- Born: Archibald George Auldjo Jamieson 13 May 1884 Edinburgh, Scotland
- Died: 23 October 1959 (aged 75) Westminster, London, England
- Occupations: businessman, soldier
- Relatives: George Auldjo Jamieson (father) Ernest Auldjo Jamieson (brother) David Auldjo Jamieson, VC (son)
- Awards: Knight Commander of the Order of the British Empire Military Cross

= Archibald Jamieson =

Scottish businessman and British Army soldier (1884 – 1959)

Sir Archibald George Auldjo Jamieson KBE MC (13 May 1884 – 23 October 1959) was a Scottish businessman and British Army soldier. He was chairman of the British arms and aircraft company Vickers during World War II.

==Early life and education==
Jamieson was born in Edinburgh, one of eight children born to George Auldjo Jamieson and his second wife, Susan Helena (née Oliphant). He was the youngest of six sons; the architect Ernest Auldjo Jamieson was his elder brother.

His father, a significant figure in Scottish accountancy, was a senior partner in the Edinburgh accountancy firm Lindsay, Jamieson, and Haldane, and a councillor in the city. Several other members of his family were also accountants. His mother was the daughter of Robert Oliphant of Rossie.

Jamieson was educated at Winchester College and New College, Oxford.

==Career==

Jamieson trained as an accountant and was apprenticed as a law clerk in 1901. He served during the First World War, being mentioned in despatches and awarded the Military Cross.

Jamieson became a director of armaments company Vickers in 1928 and chairman in 1937; in the late 1930s, he helped integrate the main firm more closely with its subsidiaries, increasing production in the run-up to World War II.

==Marriage and family==
In 1917, Jamieson married Doris Pearce, daughter of Henry Pearce, RN; the couple had two sons and two daughters; their eldest son was David Auldjo Jamieson who was awarded the VC in 1944 during the Second World War.
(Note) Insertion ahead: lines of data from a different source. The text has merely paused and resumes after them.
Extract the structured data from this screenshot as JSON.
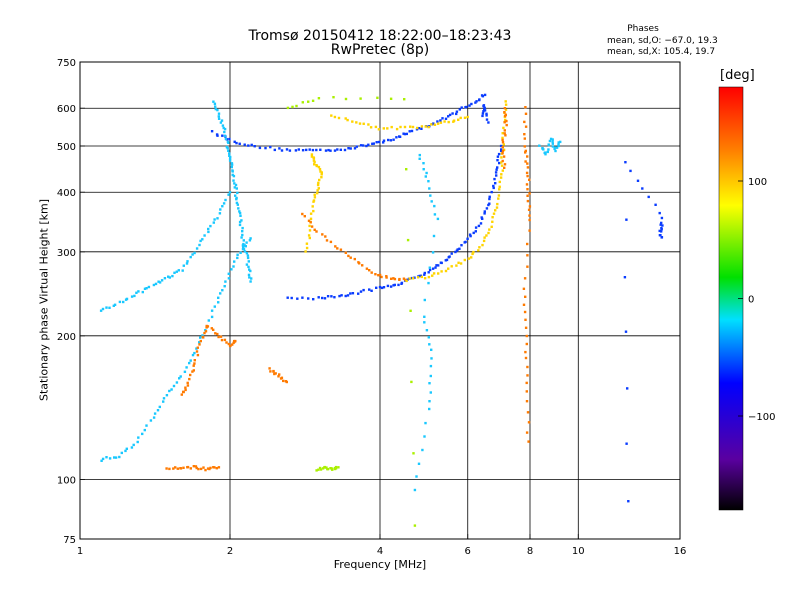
{
  "header": {
    "title": "Tromsø 20150412 18:22:00–18:23:43",
    "subtitle": "RwPretec (8p)"
  },
  "stats": {
    "title": "Phases",
    "o_line": "mean, sd,O: −67.0, 19.3",
    "x_line": "mean, sd,X: 105.4, 19.7"
  },
  "colorbar": {
    "unit": "[deg]",
    "range": [
      -180,
      180
    ],
    "ticks": [
      100,
      0,
      -100
    ],
    "tick_labels": [
      "100",
      "0",
      "−100"
    ]
  },
  "chart_data": {
    "type": "scatter",
    "xlabel": "Frequency [MHz]",
    "ylabel": "Stationary phase Virtual Height [km]",
    "xscale": "log",
    "yscale": "log",
    "xlim": [
      1,
      16
    ],
    "ylim": [
      75,
      750
    ],
    "x_ticks": [
      1,
      2,
      4,
      6,
      8,
      10,
      16
    ],
    "x_tick_labels": [
      "1",
      "2",
      "4",
      "6",
      "8",
      "10",
      "16"
    ],
    "y_ticks": [
      75,
      100,
      200,
      300,
      400,
      500,
      600,
      750
    ],
    "y_tick_labels": [
      "75",
      "100",
      "200",
      "300",
      "400",
      "500",
      "600",
      "750"
    ],
    "grid": true,
    "series": [
      {
        "color": "#0a3cff",
        "points": [
          [
            1.85,
            535
          ],
          [
            2.0,
            515
          ],
          [
            2.2,
            500
          ],
          [
            2.5,
            492
          ],
          [
            2.8,
            490
          ],
          [
            3.1,
            490
          ],
          [
            3.4,
            493
          ],
          [
            3.7,
            500
          ],
          [
            4.0,
            510
          ],
          [
            4.3,
            520
          ],
          [
            4.6,
            535
          ],
          [
            5.0,
            552
          ],
          [
            5.4,
            572
          ],
          [
            5.8,
            595
          ],
          [
            6.2,
            618
          ],
          [
            6.5,
            640
          ]
        ]
      },
      {
        "color": "#0a3cff",
        "points": [
          [
            2.6,
            240
          ],
          [
            3.0,
            240
          ],
          [
            3.3,
            242
          ],
          [
            3.6,
            246
          ],
          [
            4.0,
            252
          ],
          [
            4.3,
            256
          ],
          [
            4.6,
            262
          ],
          [
            4.9,
            270
          ],
          [
            5.2,
            280
          ],
          [
            5.5,
            292
          ],
          [
            5.8,
            306
          ],
          [
            6.1,
            325
          ],
          [
            6.4,
            350
          ],
          [
            6.6,
            380
          ],
          [
            6.8,
            420
          ],
          [
            6.9,
            460
          ],
          [
            7.0,
            500
          ]
        ]
      },
      {
        "color": "#ffd400",
        "points": [
          [
            2.85,
            300
          ],
          [
            2.9,
            340
          ],
          [
            2.95,
            380
          ],
          [
            3.0,
            410
          ],
          [
            3.05,
            440
          ],
          [
            2.95,
            460
          ],
          [
            2.92,
            480
          ]
        ]
      },
      {
        "color": "#ffd400",
        "points": [
          [
            3.2,
            580
          ],
          [
            3.6,
            560
          ],
          [
            4.0,
            545
          ],
          [
            4.5,
            545
          ],
          [
            5.0,
            550
          ],
          [
            5.5,
            562
          ],
          [
            6.0,
            575
          ]
        ]
      },
      {
        "color": "#ff7a00",
        "points": [
          [
            2.8,
            360
          ],
          [
            3.0,
            330
          ],
          [
            3.3,
            305
          ],
          [
            3.6,
            285
          ],
          [
            3.9,
            270
          ],
          [
            4.2,
            263
          ],
          [
            4.5,
            262
          ]
        ]
      },
      {
        "color": "#ffd400",
        "points": [
          [
            4.5,
            262
          ],
          [
            5.0,
            266
          ],
          [
            5.5,
            276
          ],
          [
            6.0,
            290
          ],
          [
            6.4,
            310
          ],
          [
            6.7,
            340
          ],
          [
            6.9,
            380
          ],
          [
            7.0,
            430
          ],
          [
            7.05,
            480
          ],
          [
            7.1,
            560
          ],
          [
            7.15,
            620
          ]
        ]
      },
      {
        "color": "#19c8ff",
        "points": [
          [
            1.1,
            225
          ],
          [
            1.2,
            235
          ],
          [
            1.3,
            245
          ],
          [
            1.4,
            255
          ],
          [
            1.5,
            265
          ],
          [
            1.6,
            275
          ],
          [
            1.7,
            300
          ],
          [
            1.8,
            330
          ],
          [
            1.9,
            360
          ],
          [
            2.0,
            400
          ]
        ]
      },
      {
        "color": "#19c8ff",
        "points": [
          [
            1.1,
            110
          ],
          [
            1.2,
            112
          ],
          [
            1.3,
            120
          ],
          [
            1.4,
            135
          ],
          [
            1.5,
            150
          ],
          [
            1.6,
            165
          ],
          [
            1.7,
            185
          ],
          [
            1.8,
            210
          ],
          [
            1.9,
            240
          ],
          [
            2.0,
            270
          ],
          [
            2.1,
            300
          ],
          [
            2.2,
            320
          ]
        ]
      },
      {
        "color": "#19c8ff",
        "points": [
          [
            1.85,
            620
          ],
          [
            1.9,
            580
          ],
          [
            1.95,
            540
          ],
          [
            1.98,
            500
          ],
          [
            2.0,
            470
          ],
          [
            2.02,
            440
          ],
          [
            2.05,
            410
          ],
          [
            2.07,
            380
          ],
          [
            2.1,
            350
          ],
          [
            2.12,
            320
          ],
          [
            2.15,
            300
          ],
          [
            2.18,
            280
          ],
          [
            2.2,
            260
          ]
        ]
      },
      {
        "color": "#ff7a00",
        "points": [
          [
            1.6,
            150
          ],
          [
            1.65,
            160
          ],
          [
            1.7,
            175
          ],
          [
            1.75,
            195
          ],
          [
            1.8,
            210
          ],
          [
            1.9,
            200
          ],
          [
            2.0,
            190
          ],
          [
            2.05,
            195
          ]
        ]
      },
      {
        "color": "#ff7a00",
        "points": [
          [
            1.5,
            105
          ],
          [
            1.6,
            106
          ],
          [
            1.7,
            106
          ],
          [
            1.8,
            105
          ],
          [
            1.9,
            106
          ]
        ]
      },
      {
        "color": "#ff7a00",
        "points": [
          [
            2.4,
            170
          ],
          [
            2.5,
            165
          ],
          [
            2.6,
            160
          ]
        ]
      },
      {
        "color": "#aaf000",
        "points": [
          [
            3.0,
            105
          ],
          [
            3.1,
            106
          ],
          [
            3.2,
            105
          ],
          [
            3.3,
            106
          ]
        ]
      },
      {
        "color": "#0a3cff",
        "points": [
          [
            6.4,
            580
          ],
          [
            6.5,
            610
          ],
          [
            6.6,
            560
          ]
        ]
      },
      {
        "color": "#ff7a00",
        "points": [
          [
            7.8,
            600
          ],
          [
            7.85,
            500
          ],
          [
            7.9,
            450
          ],
          [
            7.95,
            400
          ],
          [
            8.0,
            350
          ],
          [
            7.8,
            250
          ],
          [
            7.85,
            200
          ],
          [
            7.9,
            160
          ],
          [
            7.95,
            120
          ]
        ]
      },
      {
        "color": "#ff7a00",
        "points": [
          [
            7.1,
            600
          ],
          [
            7.15,
            550
          ],
          [
            7.05,
            500
          ],
          [
            7.1,
            450
          ]
        ]
      },
      {
        "color": "#19c8ff",
        "points": [
          [
            8.4,
            500
          ],
          [
            8.6,
            480
          ],
          [
            8.8,
            520
          ],
          [
            9.0,
            490
          ],
          [
            9.2,
            510
          ]
        ]
      },
      {
        "color": "#0a3cff",
        "points": [
          [
            14.6,
            340
          ],
          [
            14.7,
            320
          ],
          [
            14.65,
            360
          ],
          [
            12.4,
            460
          ],
          [
            12.6,
            90
          ]
        ]
      },
      {
        "color": "#19c8ff",
        "points": [
          [
            4.8,
            480
          ],
          [
            5.0,
            420
          ],
          [
            5.2,
            350
          ],
          [
            4.9,
            220
          ],
          [
            5.1,
            180
          ],
          [
            5.0,
            140
          ],
          [
            4.7,
            95
          ]
        ]
      },
      {
        "color": "#aaf000",
        "points": [
          [
            2.6,
            600
          ],
          [
            3.0,
            630
          ],
          [
            4.5,
            630
          ],
          [
            4.7,
            80
          ]
        ]
      }
    ]
  }
}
Their other son, Gerald James "Jerrie" (died 1992), married in 1957 to Lady Mariegold Fitzalan-Howard, daughter of the 3rd Baron Howard of Glossop and sister of the 17th Duke of Norfolk. Their daughter Dinah Susan married the 4th Baron Tollemache in 1939 and was the mother of John Tollemache, 5th Baron Tollemache.

Jamieson was knighted (KBE) in 1946. Lady Jamieson died in 1947. In 1956, he remarried, to Margretta Stroup Austin. He died three years later, in 1959, at his home at 6 Smith Square, Westminster.